The Bennettitalean theory was first proposed by Saporta and Marion (1885), later on elaborated by Arber and Parkin (1907). Bennettitales is the extinct group of gymnosperms which existed long back in the Mesozoic era. These investigators worked out the similarities between the stromboli of the Bennettitalean plant Cycadeoidea dacotensis and flowers of the primitive angiosperm Magnolia. Both these structures are bisexual, and have an elongated axis having protective bracts, microsporophyll’s and megasporophylls, arranged successively from below upwards.

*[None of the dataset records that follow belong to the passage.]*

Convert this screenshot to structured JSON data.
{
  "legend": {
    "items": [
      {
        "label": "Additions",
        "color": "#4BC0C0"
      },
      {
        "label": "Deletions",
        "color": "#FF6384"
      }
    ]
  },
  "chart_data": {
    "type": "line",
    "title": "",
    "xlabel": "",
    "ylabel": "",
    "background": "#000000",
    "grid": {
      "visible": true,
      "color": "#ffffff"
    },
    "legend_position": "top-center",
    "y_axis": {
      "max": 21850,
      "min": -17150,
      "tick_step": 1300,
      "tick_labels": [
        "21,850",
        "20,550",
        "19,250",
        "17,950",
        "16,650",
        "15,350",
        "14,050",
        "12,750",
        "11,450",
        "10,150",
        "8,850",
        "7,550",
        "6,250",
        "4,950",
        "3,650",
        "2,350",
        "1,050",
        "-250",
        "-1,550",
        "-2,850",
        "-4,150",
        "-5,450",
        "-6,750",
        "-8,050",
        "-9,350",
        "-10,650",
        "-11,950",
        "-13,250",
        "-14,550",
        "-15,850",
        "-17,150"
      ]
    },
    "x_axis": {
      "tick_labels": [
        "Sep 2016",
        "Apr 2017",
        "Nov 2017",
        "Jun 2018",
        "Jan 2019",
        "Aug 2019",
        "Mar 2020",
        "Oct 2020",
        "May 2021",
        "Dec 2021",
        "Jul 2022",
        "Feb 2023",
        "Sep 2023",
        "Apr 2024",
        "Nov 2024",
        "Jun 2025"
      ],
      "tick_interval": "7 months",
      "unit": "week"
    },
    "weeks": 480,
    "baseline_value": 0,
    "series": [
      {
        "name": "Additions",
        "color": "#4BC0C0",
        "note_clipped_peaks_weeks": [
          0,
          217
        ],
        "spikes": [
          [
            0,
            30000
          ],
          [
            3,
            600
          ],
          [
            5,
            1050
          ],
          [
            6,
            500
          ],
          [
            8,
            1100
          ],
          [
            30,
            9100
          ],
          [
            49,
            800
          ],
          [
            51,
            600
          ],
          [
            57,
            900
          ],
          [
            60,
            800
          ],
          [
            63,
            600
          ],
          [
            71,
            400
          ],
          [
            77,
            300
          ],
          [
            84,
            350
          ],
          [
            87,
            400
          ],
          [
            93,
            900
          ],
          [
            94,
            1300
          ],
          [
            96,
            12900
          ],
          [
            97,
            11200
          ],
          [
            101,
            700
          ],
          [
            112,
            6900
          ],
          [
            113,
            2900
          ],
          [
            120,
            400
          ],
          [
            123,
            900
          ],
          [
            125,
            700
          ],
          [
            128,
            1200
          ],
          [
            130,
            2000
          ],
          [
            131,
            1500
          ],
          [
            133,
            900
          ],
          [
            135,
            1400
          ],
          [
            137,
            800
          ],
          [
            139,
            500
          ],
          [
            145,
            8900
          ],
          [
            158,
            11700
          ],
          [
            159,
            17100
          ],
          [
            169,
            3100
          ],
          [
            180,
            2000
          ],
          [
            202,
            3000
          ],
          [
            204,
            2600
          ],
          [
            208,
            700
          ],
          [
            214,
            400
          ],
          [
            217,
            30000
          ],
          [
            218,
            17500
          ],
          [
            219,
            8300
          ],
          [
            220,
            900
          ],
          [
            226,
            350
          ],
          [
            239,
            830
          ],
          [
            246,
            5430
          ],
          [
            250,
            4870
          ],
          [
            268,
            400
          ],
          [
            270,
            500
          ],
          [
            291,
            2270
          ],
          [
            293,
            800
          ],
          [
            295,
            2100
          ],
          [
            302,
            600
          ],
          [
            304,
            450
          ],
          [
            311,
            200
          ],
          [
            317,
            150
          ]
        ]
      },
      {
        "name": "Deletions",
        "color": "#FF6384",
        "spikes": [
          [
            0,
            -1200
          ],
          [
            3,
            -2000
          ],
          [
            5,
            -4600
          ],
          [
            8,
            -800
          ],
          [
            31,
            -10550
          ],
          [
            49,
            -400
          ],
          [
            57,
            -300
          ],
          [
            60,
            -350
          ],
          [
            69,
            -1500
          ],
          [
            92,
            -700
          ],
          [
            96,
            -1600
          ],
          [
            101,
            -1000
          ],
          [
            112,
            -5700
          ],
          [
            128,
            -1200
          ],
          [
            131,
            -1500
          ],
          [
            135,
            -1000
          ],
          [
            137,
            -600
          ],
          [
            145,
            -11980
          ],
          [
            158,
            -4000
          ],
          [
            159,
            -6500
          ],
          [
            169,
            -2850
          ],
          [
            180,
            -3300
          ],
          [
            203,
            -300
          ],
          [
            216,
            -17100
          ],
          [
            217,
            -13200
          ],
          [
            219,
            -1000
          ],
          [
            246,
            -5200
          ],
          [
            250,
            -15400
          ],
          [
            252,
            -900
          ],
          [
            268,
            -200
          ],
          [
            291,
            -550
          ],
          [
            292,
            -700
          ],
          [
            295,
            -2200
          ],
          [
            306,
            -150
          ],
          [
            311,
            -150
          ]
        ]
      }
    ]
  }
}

However, in spite of these superficial resemblances, further studies have shown several differences, which are as follows:
1.In Magnolia, the microsporophyll’s (stamens) are free and are spirally arranged on the axis, whereas in Bennettitales they are whorled and mostly connate.

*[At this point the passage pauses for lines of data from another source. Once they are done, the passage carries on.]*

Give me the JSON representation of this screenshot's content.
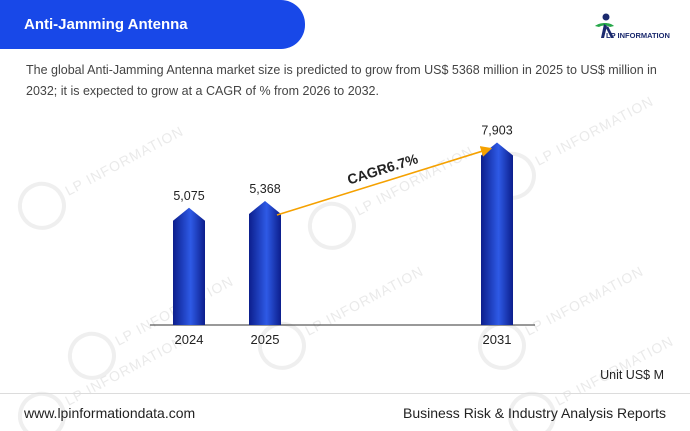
{
  "header": {
    "title": "Anti-Jamming Antenna"
  },
  "logo": {
    "text": "LP INFORMATION"
  },
  "description": "The global Anti-Jamming Antenna market size is predicted to grow from US$ 5368 million in 2025 to US$ million in 2032; it is expected to grow at a CAGR of % from 2026 to 2032.",
  "watermark_text": "LP INFORMATION",
  "unit_label": "Unit US$ M",
  "footer": {
    "website": "www.lpinformationdata.com",
    "tagline": "Business Risk & Industry Analysis Reports"
  },
  "colors": {
    "header_bg": "#1848e8",
    "bar_dark": "#0c1e8c",
    "bar_light": "#2e5ae6",
    "arrow": "#f5a100"
  },
  "chart_data": {
    "type": "bar",
    "categories": [
      "2024",
      "2025",
      "2031"
    ],
    "values": [
      5075,
      5368,
      7903
    ],
    "value_labels": [
      "5,075",
      "5,368",
      "7,903"
    ],
    "annotation": {
      "text": "CAGR6.7%",
      "from": "2025",
      "to": "2031"
    },
    "xlabel": "",
    "ylabel": ""
  }
}
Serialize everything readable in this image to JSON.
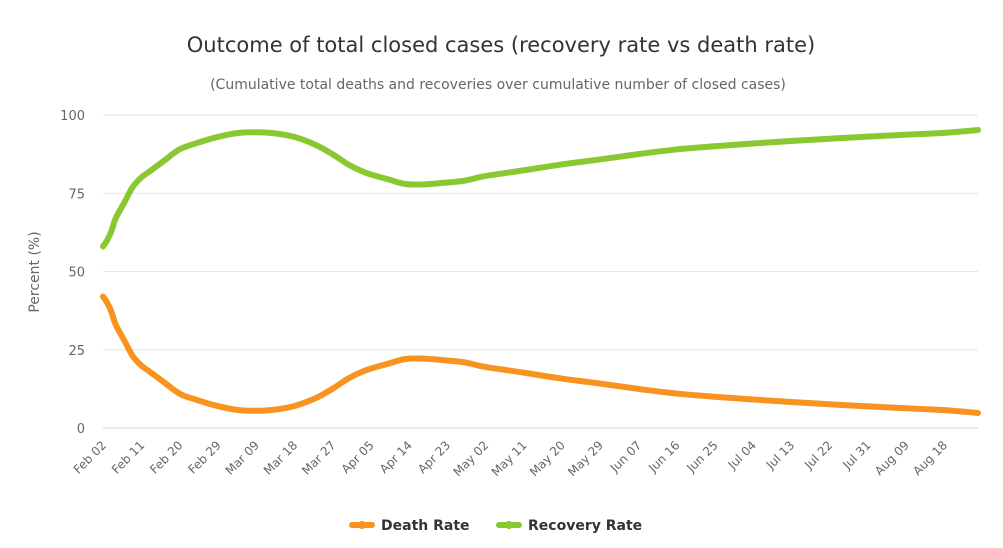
{
  "chart_data": {
    "type": "line",
    "title": "Outcome of total closed cases (recovery rate vs death rate)",
    "subtitle": "(Cumulative total deaths and recoveries over cumulative number of closed cases)",
    "xlabel": "",
    "ylabel": "Percent (%)",
    "ylim": [
      0,
      100
    ],
    "yticks": [
      "0",
      "25",
      "50",
      "75",
      "100"
    ],
    "ytick_values": [
      0,
      25,
      50,
      75,
      100
    ],
    "grid": true,
    "legend_position": "bottom-center",
    "x_unit": "days since Feb 02",
    "x_range": [
      0,
      206
    ],
    "xtick_labels": [
      "Feb 02",
      "Feb 11",
      "Feb 20",
      "Feb 29",
      "Mar 09",
      "Mar 18",
      "Mar 27",
      "Apr 05",
      "Apr 14",
      "Apr 23",
      "May 02",
      "May 11",
      "May 20",
      "May 29",
      "Jun 07",
      "Jun 16",
      "Jun 25",
      "Jul 04",
      "Jul 13",
      "Jul 22",
      "Jul 31",
      "Aug 09",
      "Aug 18"
    ],
    "xtick_days": [
      0,
      9,
      18,
      27,
      36,
      45,
      54,
      63,
      72,
      81,
      90,
      99,
      108,
      117,
      126,
      135,
      144,
      153,
      162,
      171,
      180,
      189,
      198
    ],
    "x": [
      0,
      1,
      2,
      3,
      5,
      7,
      9,
      11,
      14,
      18,
      22,
      27,
      32,
      36,
      40,
      45,
      50,
      54,
      58,
      62,
      67,
      71,
      75,
      80,
      85,
      90,
      99,
      108,
      117,
      126,
      135,
      144,
      153,
      162,
      171,
      180,
      189,
      198,
      206
    ],
    "series": [
      {
        "name": "Death Rate",
        "color": "#f7931e",
        "values": [
          42,
          40,
          37,
          33,
          28,
          23,
          20,
          18,
          15,
          11,
          9,
          7,
          5.7,
          5.5,
          5.8,
          7,
          9.5,
          12.5,
          16,
          18.5,
          20.5,
          22,
          22.2,
          21.7,
          21,
          19.5,
          17.7,
          15.8,
          14.2,
          12.5,
          11,
          10,
          9.1,
          8.3,
          7.6,
          6.9,
          6.3,
          5.7,
          4.8
        ]
      },
      {
        "name": "Recovery Rate",
        "color": "#8ac832",
        "values": [
          58,
          60,
          63,
          67,
          72,
          77,
          80,
          82,
          85,
          89,
          91,
          93,
          94.3,
          94.5,
          94.2,
          93,
          90.5,
          87.5,
          84,
          81.5,
          79.5,
          78,
          77.8,
          78.3,
          79,
          80.5,
          82.3,
          84.2,
          85.8,
          87.5,
          89,
          90,
          90.9,
          91.7,
          92.4,
          93.1,
          93.7,
          94.3,
          95.2
        ]
      }
    ]
  },
  "legend": {
    "items": [
      {
        "label": "Death Rate",
        "color": "#f7931e"
      },
      {
        "label": "Recovery Rate",
        "color": "#8ac832"
      }
    ]
  }
}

2. In Bennettitales, the megasporophylls are greatly reduced, simplified stalk-like structures, each bearing a solitary terminal erect ovule. Between megasporophylls, there are sterile scales (inter-seminal scales), which are protective in function. No such structures are present in the flowers of Magnolia.
3. The micropylar tube formed in the ovules of Bennettitales are absent in the angiosperms and the pollen grains are shed on the stigma of the carpel (megasporophyll).
4. The seeds of Magnolia and other primitive angiosperms are with copious endosperm and small embryo while those of Bennettitales are non-endospermic with a large embryo.
5.In the bennettitalean stem there is a large pith, a thin vascular cylinder and a thick cortex, while the angiosperm stem has a small pith, a thick vascular cylinder and a thin cortex.
These differences indicate that Bennettitales cannot be considered as the ancestors of angiosperms. The similarities with angiosperms, most probably, might have resulted due to a common ancestry and parallel evolution. Arber and Parkin have postulated that the two groups did have a common origin from seed ferns and they might have diverged very early.